Contrary to the wisdom of Spinal Tap's David St. Hubbins, the line between stupid and clever is often quite wide. To play the horses these days, it seems you have to be either a genius or an idiot.
Handicappers don't merely cop to playing "the toughest game around;" they wear it like a badge of honor. It's as if racing's infinite variety of ways to lose—combined with exorbitant takeout—works equally well at either trumpeting your brilliance or excusing your losses.
Winning horseplayers seem to take tough beats in stride, trusting that "the breaks" will even out over time. Losing players tend to see conspiracies at every turn, and betting into a pari-mutuel system has a way of making such delusions seem real.
The Del Mar stewards voted 2-1 against fining Kent Desormeaux days after his much-criticized losing ride on 9-5 favorite What a View. The vote became necessary when Desormeaux's mind or his conditioning drifted off, allowing a race that seemed won to be lost by a nose. Even though Desormeaux has a reputation for occasionally not finishing races, two stewards gave him a pass. The split decision enabled losing bettors to conclude that both the stewards and the jockey were out to get them.

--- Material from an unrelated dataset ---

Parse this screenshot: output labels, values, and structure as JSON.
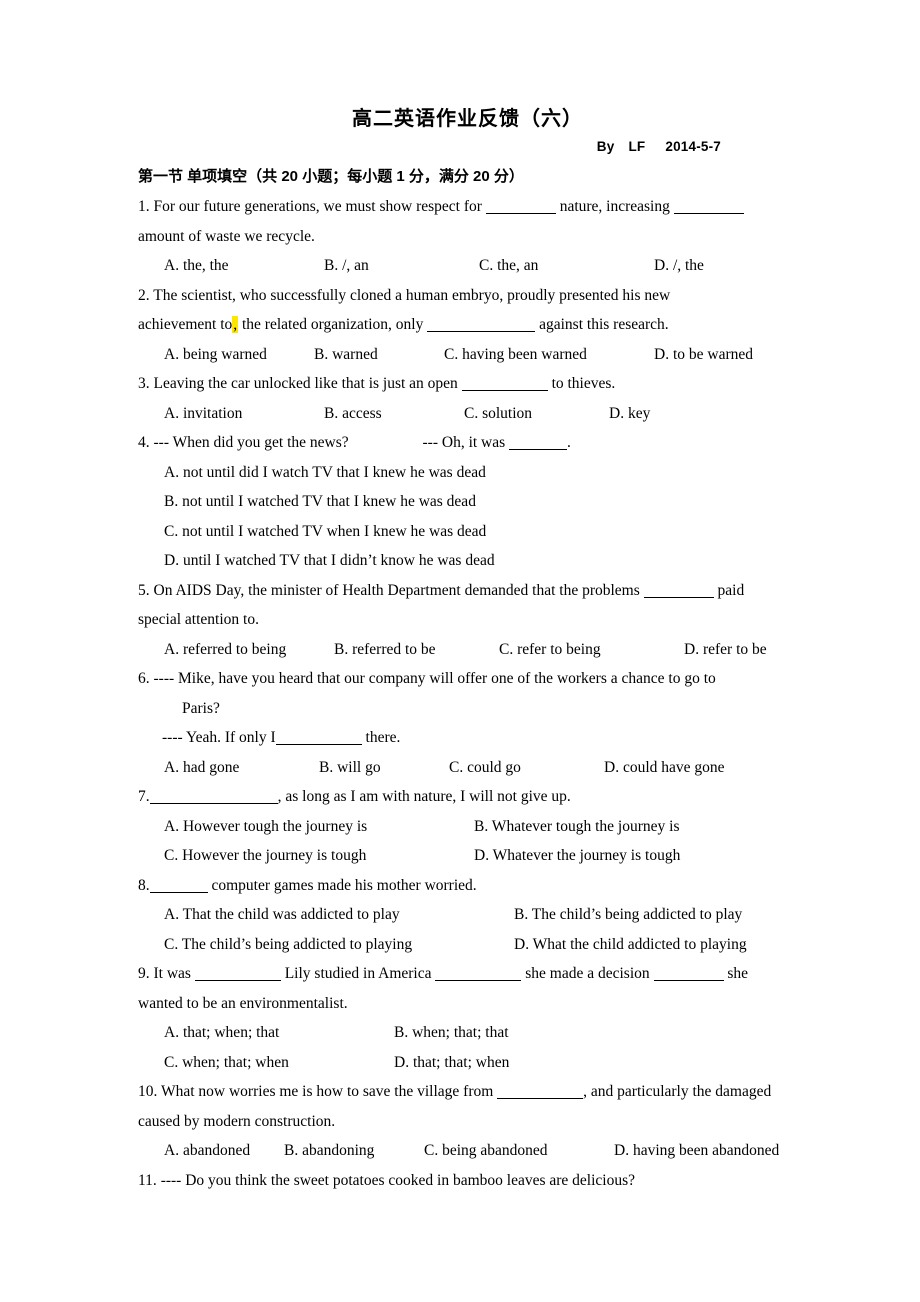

Lip tattoos and routine oversight have all but buried the old scam known as "the ringer," but two weeks ago at Mahoning Valley Race Course near Youngstown, Ohio, a bizarre variation on the scheme resulted in the 4-year-old gelding Leathers Slappin pinch-running for a hopelessly slow 3-year-old filly named Ruby Queen. In the official chart "Ruby Queen" won easily at odds of 122-1.
How a twice-victorious gelding made it into a race for cheap maiden fillies has yet to be fully explained. While it may have been due to a series of dumb but honest mistakes, that's no consolation to the players who backed Jane's Storm at 20-1. Though no match for the "winner," Jane's Storm did beat all the horses that actually met the conditions of the race.
Some welcome news for all horseplayers arrived when the New York State Gaming Commission suspended trainer Roy Sedlacek after two of his Belmont Park runners tested positive for the synthetic opioid AH-7921.
Sedlacek reportedly confessed to having tried to purchase the powerful designer molecule known as "ITPP" on the Internet, only to have received instead the eminently detectable AH-7921. Maybe Sedlacek was no Einstein when it came to doping horses, but you have to start somewhere. If racing can't catch his kind, how will they ever stop the cheaters who know what they're doing?